The one meaningful divergence in this group is physical size. The Asus Dual measures 202mm long, while the XFX Swift stretches to 270mm — a 68mm difference that is far from trivial. For users with compact mid-tower or mini-ITX builds, that gap could determine whether a card physically fits. The Asus Dual's shorter length is a genuine practical advantage in space-constrained systems, while the XFX Swift's larger footprint likely accommodates a bigger cooler, which may contribute to better thermal headroom under sustained load — though thermal performance data is not part of this group's specs.

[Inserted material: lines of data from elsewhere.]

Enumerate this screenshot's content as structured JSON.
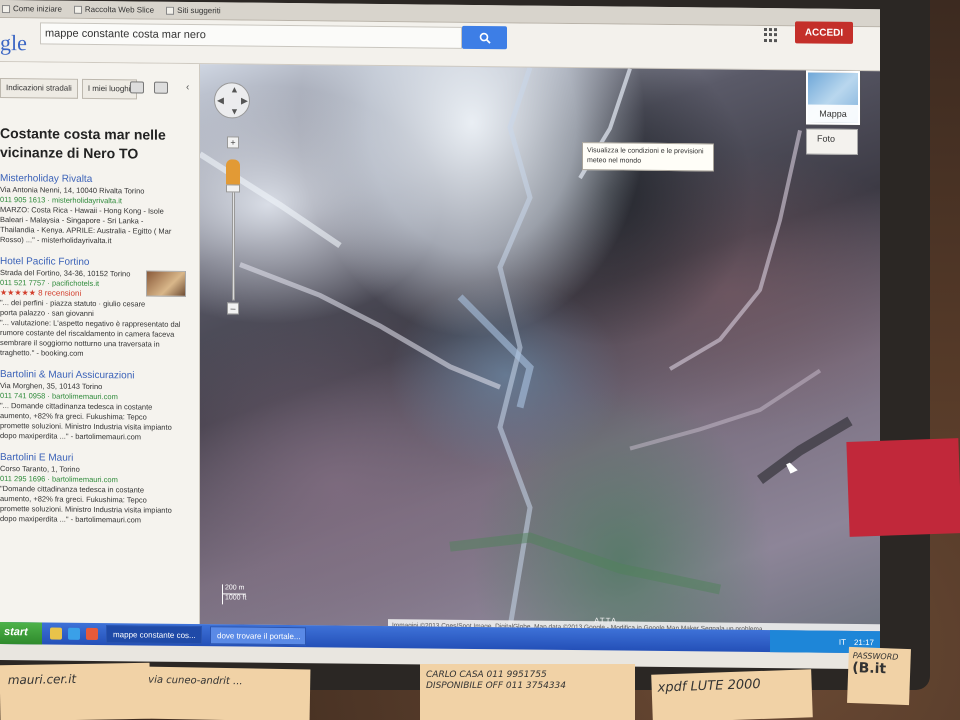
{
  "favorites": {
    "items": [
      "Come iniziare",
      "Raccolta Web Slice",
      "Siti suggeriti"
    ]
  },
  "header": {
    "logo": "gle",
    "search_value": "mappe constante costa mar nero",
    "signin_label": "ACCEDI"
  },
  "left_panel": {
    "tabs": [
      "Indicazioni stradali",
      "I miei luoghi"
    ],
    "title": "Costante costa mar nelle vicinanze di Nero TO",
    "results": [
      {
        "name": "Misterholiday Rivalta",
        "lines": [
          "Via Antonia Nenni, 14, 10040 Rivalta Torino",
          "011 905 1613 · misterholidayrivalta.it",
          "MARZO: Costa Rica - Hawaii - Hong Kong - Isole",
          "Baleari - Malaysia - Singapore - Sri Lanka -",
          "Thailandia - Kenya. APRILE: Australia - Egitto ( Mar",
          "Rosso) ...\" - misterholidayrivalta.it"
        ]
      },
      {
        "name": "Hotel Pacific Fortino",
        "lines": [
          "Strada del Fortino, 34-36, 10152 Torino",
          "011 521 7757 · pacifichotels.it",
          "★★★★★ 8 recensioni",
          "\"... dei perfini · piazza statuto · giulio cesare",
          "porta palazzo · san giovanni",
          "\"... valutazione: L'aspetto negativo è rappresentato dal",
          "rumore costante del riscaldamento in camera faceva",
          "sembrare il soggiorno notturno una traversata in",
          "traghetto.\" - booking.com"
        ]
      },
      {
        "name": "Bartolini & Mauri Assicurazioni",
        "lines": [
          "Via Morghen, 35, 10143 Torino",
          "011 741 0958 · bartolimemauri.com",
          "\"... Domande cittadinanza tedesca in costante",
          "aumento, +82% fra greci. Fukushima: Tepco",
          "promette soluzioni. Ministro Industria visita impianto",
          "dopo maxiperdita ...\" - bartolimemauri.com"
        ]
      },
      {
        "name": "Bartolini E Mauri",
        "lines": [
          "Corso Taranto, 1, Torino",
          "011 295 1696 · bartolimemauri.com",
          "\"Domande cittadinanza tedesca in costante",
          "aumento, +82% fra greci. Fukushima: Tepco",
          "promette soluzioni. Ministro Industria visita impianto",
          "dopo maxiperdita ...\" - bartolimemauri.com"
        ]
      }
    ]
  },
  "map": {
    "tooltip": "Visualizza le condizioni e le previsioni meteo nel mondo",
    "maptype_label": "Mappa",
    "foto_label": "Foto",
    "scale_top": "200 m",
    "scale_bottom": "1000 ft",
    "watermark": "ATTA",
    "attribution": "Immagini ©2013 Cnes/Spot Image, DigitalGlobe, Map data ©2013 Google -   Modifica in Google Map Maker    Segnala un problema"
  },
  "taskbar": {
    "start_label": "start",
    "tasks": [
      "mappe constante cos...",
      "dove trovare il portale..."
    ],
    "tray_lang": "IT",
    "clock": "21:17"
  },
  "desk_notes": {
    "note1": "mauri.cer.it",
    "note2": "via cuneo-andrit ...",
    "note3_line1": "CARLO CASA 011 9951755",
    "note3_line2": "DISPONIBILE OFF 011 3754334",
    "note4": "xpdf LUTE 2000",
    "note5_line1": "PASSWORD",
    "note5_line2": "(B.it"
  },
  "colors": {
    "search_button": "#3d7ee6",
    "signin_button": "#c42f2a",
    "link_green": "#2e8a3a",
    "result_name": "#3b62b8",
    "taskbar": "#2450b8"
  }
}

For most full-size ATX builds the size difference is a non-issue, but for anyone working with a smaller chassis, the Asus Dual holds a clear edge in this category on the basis of its significantly more compact form factor.

Comparison Summary & Verdict

Both cards deliver the same core experience: RDNA 4.0 architecture, 16GB of GDDR6 memory, ray tracing, FSR4, and identical display output configurations. However, the differences are meaningful for the right buyer. The XFX Swift OC Gaming Edition holds a consistent performance edge thanks to its higher base and turbo clocks (1900 MHz and 3320 MHz respectively), translating into a lead in floating-point performance (27.2 vs 26.46 TFLOPS) and memory bandwidth (340 vs 322.3 GB/s). The Asus Dual, on the other hand, is notably more compact at just 202 mm in length, making it a strong fit for smaller builds where clearance is limited. Choose the XFX for maximum out-of-the-box performance; choose the Asus for a compact, space-efficient build without sacrificing the full RX 9060 XT feature set.

Asus Dual Radeon RX 9060 XT 16GB
Buy Asus Dual Radeon RX 9060 XT 16GB if...

Buy the Asus Dual Radeon RX 9060 XT 16GB if you need a compact card that fits small or mid-tower builds, as its 202 mm length is significantly shorter than its rival while still delivering the full RX 9060 XT feature set.

XFX Swift Radeon RX 9060 XT OC Gaming Edition 16GB
Buy XFX Swift Radeon RX 9060 XT OC Gaming Edition 16GB if...

Buy the XFX Swift Radeon RX 9060 XT OC Gaming Edition 16GB if you want the best out-of-the-box performance, as its higher clock speeds, greater floating-point throughput, and wider memory bandwidth give it a measurable edge over the Asus Dual.